As you can imagine, with such an army Napoleon dominated the scene for ten years in a way that no other military force has done in history. But there is a second chapter to this story. For the next ten years, from 1806 to 1816, we see a steady decline in his powers. He starts to believe that his success comes from his magical personality and genius, as opposed to the strategies he had invented. He creates his own aristocracy and distances himself from the revolutionary ideals. He begins to slow down with age, and to fight wars the way his enemies had fought them. He believes in overwhelming the enemy with size and firepower, instead of mobility. All of this leads to his tragic campaign in Russia in 1812 and his final defeat at Waterloo in 1816. In essence he had morphed into a kind of Marie Antoinette himself, holding on to the power he had, believing in the magic of his authority and growing increasingly arrogant.

This then is the pattern and the lesson we can learn from any revolutionary period in history: you are either a Marie Antoinette or a Napoleon Bonaparte. One or the other spirit tends to dominate your decision-making process. If you are a Marie Antoinette, you manage to convince yourself that nothing is really changing in the world. You concern yourself with the present, with the pleasures at hand. You trust in the power and privileges you have had in the past. All of this will continue, you tell yourself. In essence, you manage to keep your distance from the events around you. You live in your bubble. Hard times or adversity only strengthen this bubble. If you’re a Napoleon Bonaparte, you move in the opposite direction–towards the change coming from the bottom up, towards reality. You want more contact with the world, no matter how chaotic and challenging that might be, because power lies in moving in that direction and exploiting the moment.
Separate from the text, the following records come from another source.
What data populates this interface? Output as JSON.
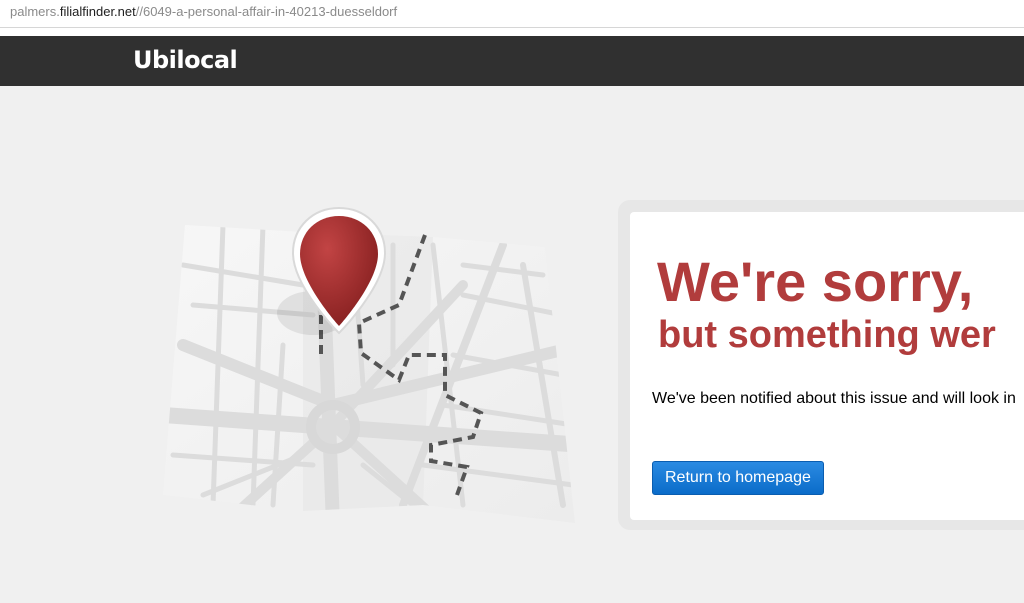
{
  "browser": {
    "url_prefix": "palmers.",
    "url_host": "filialfinder.net",
    "url_path": "//6049-a-personal-affair-in-40213-duesseldorf"
  },
  "header": {
    "logo": "Ubilocal"
  },
  "illustration": {
    "icon": "map-with-pin",
    "pin_color": "#9c2a2a"
  },
  "error": {
    "title": "We're sorry,",
    "subtitle": "but something wer",
    "message": "We've been notified about this issue and will look in",
    "button_label": "Return to homepage"
  },
  "colors": {
    "header_bg": "#303030",
    "title_red": "#b13c3c",
    "button_blue": "#0b6cc9"
  }
}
The following are the two most critical strategic principles that you must adhere to in times of change: first, speed is of the essence. You need to be able to adapt quickly to events. To do so, your group must be organized to allow for such fluidity. This means creating a structure that is looser and that leaves room for initiative from within. Your brilliant strategies will mean nothing in such times if your organization is bureaucratic and hierarchical. Second, you must unite this group around an idea, a reason for fighting or advancing, beyond money. You are creating a culture where you are harnessing the creativity and energy of your soldiers. The old is finally dying out and leaving space for something youthful and new. You are riding this tide, this historic fatality as it sweeps the globe. In conjunction with these principles, you must be continually vigilant that any kind of success does not slowly transform you into a Marie Antoinette.